GSE and China Build a Golden Bridge for Penn

by Libby Rosof


Behind the hoopla of Chinese President Jiang Zemin's visit on campus lies a story of carefully built ties through programs of mutual interest between China and Penn-some of them in place for a number of years.

Many of the programs are part of a push in the Graduate School of Education, under the leadership of Dean Susan Fuhrman, to internationalize education studies. On the very day of Zemin's visit, Fuhrman was in China, working on a joint research program.

The joint research program, U.S.-China: Planning for the 21st Century, is only one of several joint projects between GSE and China.

"The U.S. and China are facing similar issues related to instructional improvement, providing flexibility at the school level and monitoring quality," Fuhrman said. "We have a lot to learn from one another."


Susan Fuhrman (left) with Cheng Davis forged international links, including a number between Penn and China.

GSE's international efforts also include a six-nation research project; exchanges between Chinese and Penn scholars; and seminars and training here and in China for the chief financial officers of several Chinese universities on education financial management.

Additionally, each year, several hundreds of visitors come to GSE from an Asia anxious to educate its work force to be more compatible with other countries. The guests come from China as well as countries like Japan and Singapore, said Cheng Yan Davis, director of International Programs in GSE. And Penn graduate students study in Asia.

"GSE is the first U.S. graduate school of education to have such wide, deep exchanges with Asian countries," she said.

Exchanges began in 1993 when Davis came to Penn from Drexel and started the Six-Nation Education Research Project. GSE is the founder and international headquarters for the project, which brings together national-level policy makers and scholars from China, Singapore, Germany, Japan, Switzerland and the United States.

The project took off, however, when Fuhrman came to Penn, Davis said. Under Fuhrman's leadership, and with help from Penn President Judith Rodin, who enlisted the support of U.S. Department of Education Secretary Richard Riley, the group developed a research plan and got to work. Each participating nation took on primary responsibility for a different topic: Switzerland, for example, which has an extraordinary partnership between industry and education, took on research in vocational education; and the United States, where math and science performance drops after fourth grade, took on research in mathematics and science training.

The International Programs office also has worked with people in China to set up other links.

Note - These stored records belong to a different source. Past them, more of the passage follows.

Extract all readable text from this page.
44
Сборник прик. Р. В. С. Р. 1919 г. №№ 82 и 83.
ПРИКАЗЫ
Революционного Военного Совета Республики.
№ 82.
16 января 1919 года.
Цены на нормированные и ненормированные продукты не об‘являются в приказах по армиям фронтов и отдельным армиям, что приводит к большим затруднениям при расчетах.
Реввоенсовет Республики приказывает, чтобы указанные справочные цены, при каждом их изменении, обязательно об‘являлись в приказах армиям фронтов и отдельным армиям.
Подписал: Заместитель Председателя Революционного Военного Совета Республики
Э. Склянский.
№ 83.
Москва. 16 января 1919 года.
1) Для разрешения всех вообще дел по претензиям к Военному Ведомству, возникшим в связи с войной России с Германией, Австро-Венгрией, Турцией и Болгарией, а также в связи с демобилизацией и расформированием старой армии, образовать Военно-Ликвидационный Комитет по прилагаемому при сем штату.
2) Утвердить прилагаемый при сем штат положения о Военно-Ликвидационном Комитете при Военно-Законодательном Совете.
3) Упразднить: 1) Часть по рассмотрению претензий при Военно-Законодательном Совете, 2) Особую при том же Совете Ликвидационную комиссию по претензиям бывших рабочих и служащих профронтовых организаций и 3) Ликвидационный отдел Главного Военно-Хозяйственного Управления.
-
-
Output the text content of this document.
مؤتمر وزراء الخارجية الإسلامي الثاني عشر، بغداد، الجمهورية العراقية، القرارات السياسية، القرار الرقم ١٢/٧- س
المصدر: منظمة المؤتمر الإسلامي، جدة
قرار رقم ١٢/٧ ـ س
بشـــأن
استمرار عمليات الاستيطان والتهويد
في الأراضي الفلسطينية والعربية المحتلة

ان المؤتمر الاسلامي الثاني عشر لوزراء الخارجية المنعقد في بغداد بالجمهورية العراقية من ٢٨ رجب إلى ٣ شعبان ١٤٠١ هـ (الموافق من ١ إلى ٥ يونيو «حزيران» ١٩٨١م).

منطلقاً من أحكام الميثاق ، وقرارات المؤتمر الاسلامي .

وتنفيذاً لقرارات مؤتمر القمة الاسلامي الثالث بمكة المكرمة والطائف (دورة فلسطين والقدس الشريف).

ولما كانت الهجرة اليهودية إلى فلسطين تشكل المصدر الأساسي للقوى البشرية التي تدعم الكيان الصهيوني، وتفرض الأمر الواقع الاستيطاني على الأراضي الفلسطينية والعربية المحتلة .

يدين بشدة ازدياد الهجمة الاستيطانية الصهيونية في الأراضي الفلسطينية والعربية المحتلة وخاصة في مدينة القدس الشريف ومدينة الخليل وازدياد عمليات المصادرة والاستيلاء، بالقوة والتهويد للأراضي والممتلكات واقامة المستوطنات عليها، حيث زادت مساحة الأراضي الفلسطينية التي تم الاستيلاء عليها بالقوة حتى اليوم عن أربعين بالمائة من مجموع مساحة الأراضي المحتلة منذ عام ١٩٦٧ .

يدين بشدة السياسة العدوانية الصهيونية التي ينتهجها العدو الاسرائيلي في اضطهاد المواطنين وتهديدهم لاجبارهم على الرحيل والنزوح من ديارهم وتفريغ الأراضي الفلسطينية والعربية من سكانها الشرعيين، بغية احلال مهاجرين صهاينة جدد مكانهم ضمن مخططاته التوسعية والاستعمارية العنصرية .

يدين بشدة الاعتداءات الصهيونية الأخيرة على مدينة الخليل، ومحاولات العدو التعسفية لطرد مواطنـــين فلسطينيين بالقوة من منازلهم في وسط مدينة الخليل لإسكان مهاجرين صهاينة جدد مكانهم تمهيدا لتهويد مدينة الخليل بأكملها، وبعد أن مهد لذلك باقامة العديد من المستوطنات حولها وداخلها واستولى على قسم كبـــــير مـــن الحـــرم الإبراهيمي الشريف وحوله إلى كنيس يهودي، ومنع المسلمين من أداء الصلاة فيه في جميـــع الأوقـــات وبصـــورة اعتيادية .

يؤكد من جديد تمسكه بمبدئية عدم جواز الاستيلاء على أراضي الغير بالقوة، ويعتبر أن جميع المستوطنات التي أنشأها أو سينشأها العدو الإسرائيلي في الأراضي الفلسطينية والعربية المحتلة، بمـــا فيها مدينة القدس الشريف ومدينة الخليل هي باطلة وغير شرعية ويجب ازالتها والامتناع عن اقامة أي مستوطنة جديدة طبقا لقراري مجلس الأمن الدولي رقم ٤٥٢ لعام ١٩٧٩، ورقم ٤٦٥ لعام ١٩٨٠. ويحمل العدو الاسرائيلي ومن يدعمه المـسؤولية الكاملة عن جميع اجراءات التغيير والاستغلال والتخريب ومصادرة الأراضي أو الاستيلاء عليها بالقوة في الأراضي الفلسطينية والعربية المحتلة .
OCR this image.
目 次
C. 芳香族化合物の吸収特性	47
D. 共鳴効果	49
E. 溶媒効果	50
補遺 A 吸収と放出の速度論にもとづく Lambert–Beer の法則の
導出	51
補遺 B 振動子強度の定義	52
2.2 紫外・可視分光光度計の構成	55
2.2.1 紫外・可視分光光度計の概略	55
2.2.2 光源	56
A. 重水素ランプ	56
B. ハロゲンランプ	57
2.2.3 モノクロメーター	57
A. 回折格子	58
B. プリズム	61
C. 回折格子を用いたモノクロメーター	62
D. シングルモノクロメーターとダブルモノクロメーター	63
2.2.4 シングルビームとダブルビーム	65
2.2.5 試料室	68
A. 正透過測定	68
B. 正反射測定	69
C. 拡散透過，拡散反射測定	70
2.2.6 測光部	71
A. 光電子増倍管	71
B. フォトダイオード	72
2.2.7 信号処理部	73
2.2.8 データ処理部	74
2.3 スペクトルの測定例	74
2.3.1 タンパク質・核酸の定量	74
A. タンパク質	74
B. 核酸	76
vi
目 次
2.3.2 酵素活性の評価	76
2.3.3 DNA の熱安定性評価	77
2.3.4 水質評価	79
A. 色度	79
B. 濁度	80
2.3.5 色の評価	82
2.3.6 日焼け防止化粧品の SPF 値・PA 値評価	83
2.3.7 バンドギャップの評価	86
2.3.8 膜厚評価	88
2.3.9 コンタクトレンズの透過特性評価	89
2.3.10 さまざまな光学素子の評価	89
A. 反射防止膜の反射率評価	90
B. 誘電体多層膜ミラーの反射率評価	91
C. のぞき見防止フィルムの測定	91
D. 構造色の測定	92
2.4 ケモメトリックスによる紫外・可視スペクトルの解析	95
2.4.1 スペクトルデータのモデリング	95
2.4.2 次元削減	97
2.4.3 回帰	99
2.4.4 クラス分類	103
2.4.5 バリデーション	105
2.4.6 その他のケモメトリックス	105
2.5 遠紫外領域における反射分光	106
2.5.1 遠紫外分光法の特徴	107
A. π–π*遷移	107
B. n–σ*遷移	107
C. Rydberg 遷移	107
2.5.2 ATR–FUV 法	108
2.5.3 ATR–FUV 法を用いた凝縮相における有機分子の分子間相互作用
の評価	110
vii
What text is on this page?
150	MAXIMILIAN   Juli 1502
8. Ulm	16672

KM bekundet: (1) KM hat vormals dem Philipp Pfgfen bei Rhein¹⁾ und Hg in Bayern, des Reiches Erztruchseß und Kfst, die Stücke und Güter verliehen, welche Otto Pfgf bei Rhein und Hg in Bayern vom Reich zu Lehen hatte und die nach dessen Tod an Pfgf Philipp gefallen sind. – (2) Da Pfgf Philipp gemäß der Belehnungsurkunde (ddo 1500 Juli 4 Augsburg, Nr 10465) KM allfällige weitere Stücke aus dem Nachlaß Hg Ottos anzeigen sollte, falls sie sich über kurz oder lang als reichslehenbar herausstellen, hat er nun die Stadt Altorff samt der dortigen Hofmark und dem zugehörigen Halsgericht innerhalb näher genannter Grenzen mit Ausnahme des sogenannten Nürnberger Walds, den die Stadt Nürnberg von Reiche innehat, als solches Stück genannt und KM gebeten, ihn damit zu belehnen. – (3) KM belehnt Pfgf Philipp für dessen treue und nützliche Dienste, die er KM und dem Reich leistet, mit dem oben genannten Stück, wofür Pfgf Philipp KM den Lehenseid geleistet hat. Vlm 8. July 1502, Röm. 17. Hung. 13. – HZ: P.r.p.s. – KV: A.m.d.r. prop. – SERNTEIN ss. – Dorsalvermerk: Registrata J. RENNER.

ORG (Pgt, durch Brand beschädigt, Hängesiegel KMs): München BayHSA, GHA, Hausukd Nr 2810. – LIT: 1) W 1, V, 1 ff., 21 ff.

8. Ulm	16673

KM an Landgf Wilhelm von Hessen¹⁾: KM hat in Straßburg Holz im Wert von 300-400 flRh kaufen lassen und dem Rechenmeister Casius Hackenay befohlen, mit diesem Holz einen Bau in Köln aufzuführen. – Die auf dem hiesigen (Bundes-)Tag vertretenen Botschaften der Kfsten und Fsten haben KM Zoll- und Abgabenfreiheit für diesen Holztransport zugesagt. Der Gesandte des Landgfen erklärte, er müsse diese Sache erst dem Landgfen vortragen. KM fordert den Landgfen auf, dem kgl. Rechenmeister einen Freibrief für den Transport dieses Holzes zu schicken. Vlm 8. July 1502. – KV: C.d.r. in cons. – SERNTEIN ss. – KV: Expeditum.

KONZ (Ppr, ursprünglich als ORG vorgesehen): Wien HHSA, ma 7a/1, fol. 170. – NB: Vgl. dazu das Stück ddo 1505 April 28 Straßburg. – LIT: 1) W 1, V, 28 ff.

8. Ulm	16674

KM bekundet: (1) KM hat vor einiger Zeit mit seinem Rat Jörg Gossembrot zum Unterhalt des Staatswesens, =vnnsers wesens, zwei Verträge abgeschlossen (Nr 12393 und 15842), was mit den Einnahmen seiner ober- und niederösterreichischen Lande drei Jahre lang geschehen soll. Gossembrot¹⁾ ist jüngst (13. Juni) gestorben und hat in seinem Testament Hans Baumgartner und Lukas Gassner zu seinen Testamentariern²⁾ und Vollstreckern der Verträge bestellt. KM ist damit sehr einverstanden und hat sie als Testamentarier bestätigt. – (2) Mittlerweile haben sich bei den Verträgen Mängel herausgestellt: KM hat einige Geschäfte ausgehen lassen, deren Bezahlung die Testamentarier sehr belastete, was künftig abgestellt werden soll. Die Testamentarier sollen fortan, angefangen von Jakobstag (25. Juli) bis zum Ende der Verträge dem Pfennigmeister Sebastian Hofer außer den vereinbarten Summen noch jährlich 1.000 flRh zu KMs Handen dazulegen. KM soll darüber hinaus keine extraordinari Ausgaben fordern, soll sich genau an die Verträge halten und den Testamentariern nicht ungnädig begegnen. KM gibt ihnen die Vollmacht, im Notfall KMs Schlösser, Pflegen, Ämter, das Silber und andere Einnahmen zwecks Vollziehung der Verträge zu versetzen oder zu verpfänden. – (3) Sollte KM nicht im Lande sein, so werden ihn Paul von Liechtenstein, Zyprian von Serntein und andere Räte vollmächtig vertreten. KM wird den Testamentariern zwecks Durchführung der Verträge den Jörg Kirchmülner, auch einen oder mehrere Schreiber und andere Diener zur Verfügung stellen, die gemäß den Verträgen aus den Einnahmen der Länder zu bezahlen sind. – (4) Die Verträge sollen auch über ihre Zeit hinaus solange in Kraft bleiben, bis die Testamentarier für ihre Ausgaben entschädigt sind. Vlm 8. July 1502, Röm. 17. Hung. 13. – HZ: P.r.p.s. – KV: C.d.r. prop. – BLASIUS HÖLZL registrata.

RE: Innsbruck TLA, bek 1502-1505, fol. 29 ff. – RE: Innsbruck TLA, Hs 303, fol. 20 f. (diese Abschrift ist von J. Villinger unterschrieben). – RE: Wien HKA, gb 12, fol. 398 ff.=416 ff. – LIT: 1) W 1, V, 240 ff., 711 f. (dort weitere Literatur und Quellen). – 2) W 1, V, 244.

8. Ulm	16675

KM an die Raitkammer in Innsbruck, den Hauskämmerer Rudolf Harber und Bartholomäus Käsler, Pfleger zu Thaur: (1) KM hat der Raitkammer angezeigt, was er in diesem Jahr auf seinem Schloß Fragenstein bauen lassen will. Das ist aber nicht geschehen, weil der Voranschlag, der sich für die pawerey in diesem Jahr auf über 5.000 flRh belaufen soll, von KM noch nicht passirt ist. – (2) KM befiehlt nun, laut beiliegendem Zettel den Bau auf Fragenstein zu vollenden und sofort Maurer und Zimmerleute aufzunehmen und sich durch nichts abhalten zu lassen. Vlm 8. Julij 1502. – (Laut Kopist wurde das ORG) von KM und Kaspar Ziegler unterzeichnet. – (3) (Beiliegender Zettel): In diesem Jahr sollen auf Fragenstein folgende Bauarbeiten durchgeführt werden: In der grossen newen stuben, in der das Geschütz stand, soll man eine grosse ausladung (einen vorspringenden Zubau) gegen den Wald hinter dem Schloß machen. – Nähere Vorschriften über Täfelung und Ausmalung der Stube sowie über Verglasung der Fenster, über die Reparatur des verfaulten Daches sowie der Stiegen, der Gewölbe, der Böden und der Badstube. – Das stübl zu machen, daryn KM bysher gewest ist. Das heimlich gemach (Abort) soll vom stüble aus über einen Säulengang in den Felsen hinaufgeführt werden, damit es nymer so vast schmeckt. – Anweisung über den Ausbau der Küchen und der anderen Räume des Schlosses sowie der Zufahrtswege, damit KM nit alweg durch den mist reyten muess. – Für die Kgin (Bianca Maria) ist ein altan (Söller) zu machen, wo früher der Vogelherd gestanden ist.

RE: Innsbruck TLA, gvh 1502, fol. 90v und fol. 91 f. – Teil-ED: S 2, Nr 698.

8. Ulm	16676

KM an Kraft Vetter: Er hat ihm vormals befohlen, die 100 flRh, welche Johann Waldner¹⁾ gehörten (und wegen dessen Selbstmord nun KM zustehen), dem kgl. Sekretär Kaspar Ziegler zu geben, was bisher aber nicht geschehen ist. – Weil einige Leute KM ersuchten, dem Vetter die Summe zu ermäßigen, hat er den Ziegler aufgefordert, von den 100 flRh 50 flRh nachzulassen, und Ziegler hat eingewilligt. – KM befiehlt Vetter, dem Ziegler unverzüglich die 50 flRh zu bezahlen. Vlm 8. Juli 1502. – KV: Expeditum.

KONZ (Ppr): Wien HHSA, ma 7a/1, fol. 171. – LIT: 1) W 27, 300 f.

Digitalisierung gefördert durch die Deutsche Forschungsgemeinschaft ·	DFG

Davis credits Jiang's son, Shanghai businessman Jiang Mian Heng, whom she had met when he was a student at Drexel, with key introductions, including those for U.S.-China: Planning for the 21st Century, a collaborative effort with the Shanghai Municipal Education Commission and the East China Normal University. The U.S. researchers, largely from the GSE-associated Consortium for Policy Research in Education (CPRE), are studying educational reform in Shanghai. President Jiang Zemin instituted the reform of Shanghai's schools when he served as mayor of Shanghai.

Many of Penn's connections with China are long-standing, including the School of Medicine's biomedical exchange program with Shanghai Second Medical University for more than 50 years, and Wharton's historic ties that date to the turn-of-the-century.

As former mayor of Shanghai, Jiang Zemin surely knew of the medical school affiliation in Shanghai, said Dr. Donald Silberberg, associate dean of International Medical Programs. Silberberg credits Davi with helping set up a new affiliation with the West China University of Medical Sciences, one of four affiliations the School of Medicine has with China.

Besides Medicine and Wharton, four other schools-Arts and Sciences, Dental Medicine, Education, and Engineer and Applied Science-have collaborative relationships in education and research with Chinese counterparts.

At least one of the most recent of those relationships grew out of a meeting in December 1996 brokered by Davis and Fuhrman between Jiang Mian Heng and Penn deans and administrators. Upcoming Wharton/GSE management training programs for Chinese officials in part grew out of that meeting.

The programs will train officials at the state, provincial and local levels, focusing on China's transition to the competitive, global economy and on the practices of market-driven companies. GSE will provide cultural information and language education in a business context, not unlike its role in another GSE/Wharton program funded and operated by the CIGNA Corporation and organized by Fuhrman and Davis. That program trains young leaders from Chinese industry in international business and finance.

Davis credits Jiang Mian Heng, who, she says, admires the excellence of Penn's programs. His advice and help were key links. "He helped us meet with the right people in China, and advised us on what China needs.

"All of this is because of Jiang Zemin's son, Dr. Jiang Mian Heng," Davis said. "He built a golden bridge for us."